Ketika era reformasi 1998 lalu, banyak tokoh Islam yang pro penegakan syariat Islam secara formal melalui undang-undang negara, Piagam Jakarta, termasuk peraturan-peraturan daerah. Tetapi isu ini hanya menarik umat Islam yang lebih suka simbol ketimbang substansi.
Fakta membuktikan, partai-partai Islam dan ormas Islam tak laku jual. Perolehan suara Partai Islam dari tahun ke tahun semakin menyusut. Pandangan Islam ala Kudus ini memang terbukti semu. Di Indonesia gejala konservatif memaksa Ideologi Arab barangkali sudah tidak berkutik lagi. Partai-partai Islam tak pernah mampu melakukan formalisasi syariat. Alih-alih memperjuangkan syariat, para politisi dari partai Islam justru paling vulgar memperlihatkan perilaku munkarnya.
Terbukti partai-partai yang dulu getol formalisasi syariat Islam kini dituntut menggeser isu yang lebih populis.
Sementara Islam gaya Kalijaga yang kultural dan nasionalis lebih diminati masyarakat. Partai-partai pluralis dan nasionalis tetap lebih menarik perhatian ketimbang partai Syariat Islam. Fakta membuktikan, tidak semua orang Islam tertarik dengan ide “politik Islam.” Islam diterima, tetapi dengan catatan harus sejalan dengan kultur Jawa pedalaman yang moderat dan stagnan. Orang Jawa, terutama yang tinggal di pedalaman sangat takut terhadap perubahan cepat.
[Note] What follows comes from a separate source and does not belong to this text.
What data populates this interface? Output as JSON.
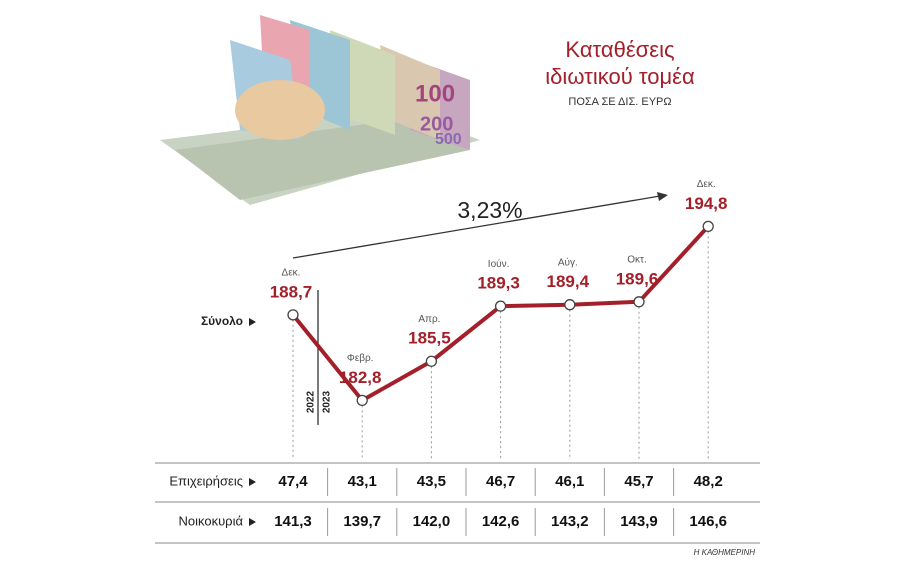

Sangat terlihat sekali bagimana dulu Islam yang dibawa oleh kaum pedagang dan berkembang di pesisiran yang berkarakter terbuka berubah menjadi Islam yang cupet ketika berada dalam kultur agraris pedalaman.
Bagaimana dengan Jenar?
Sebagai hamba Tuhan, bukan hambanya para Tuan atau hambanya setan, manusia punya tujuan ke satu arah yang pasti, yakni Ilahi. Sebagaimana diyakini semua pemeluk agama, Tuhan adalah tujuan paling ujung dari kehidupan.
Karena itu manusia harus mendedikasikan perjalanan hidupnya ke arah Tuhan sejak dini agar secepatnya meraih tujuan. Jenar adalah cermin manusia yang memiliki etos kerja hebat dan cepat untuk meraih tujuan. Ia adalah cermin dari kemajuan jaman. Teknologi dan sistem demokrasi barangkali adalah cermin dari simbolisasi jenar.
Sayangnya, karena tidak semua manusia memiliki kualitas sumberdaya yang memadai untuk berjalan di atas kemajuan yang cepat, pandangannya tak selalu bisa diikuti setiap orang. Ini tercermin dari kenyataan penggunaan teknologi. Seharusnya dengan adanya teknologi persoalan kehidupan lebih mudah dan hemat, tetapi karena diberikan kepada orang-orang yang tidak kompeten teknologi justru sering menjadi masalah.
Demokrasi seharusnya menjadi sarana meraih kesejahteraan, tetapi karena aktor-aktor politiknya masih feodal dan tidak memahami substansi ajaran demokrasi yang terjadi justru menjadi anarki. Demokrasi yang memiliki pilar kontrol, pembagian kekuasaan dan partisipasi rakyat malah menjadi sarana korupsi dan bagi-bagi kekuasaan para elit.
Ketiga sosok tersebut tentu saja tidak boleh kita tafsirkan secara literal sebagai pribadi yang simbolis. Setiap orang tetap saja memiliki kompleksitas kepribadian. Kita yang hendak belajar dari masing-masing karakter kepribadian tersebut bisa menyerap masing-masing kelebihan dan kekurangan.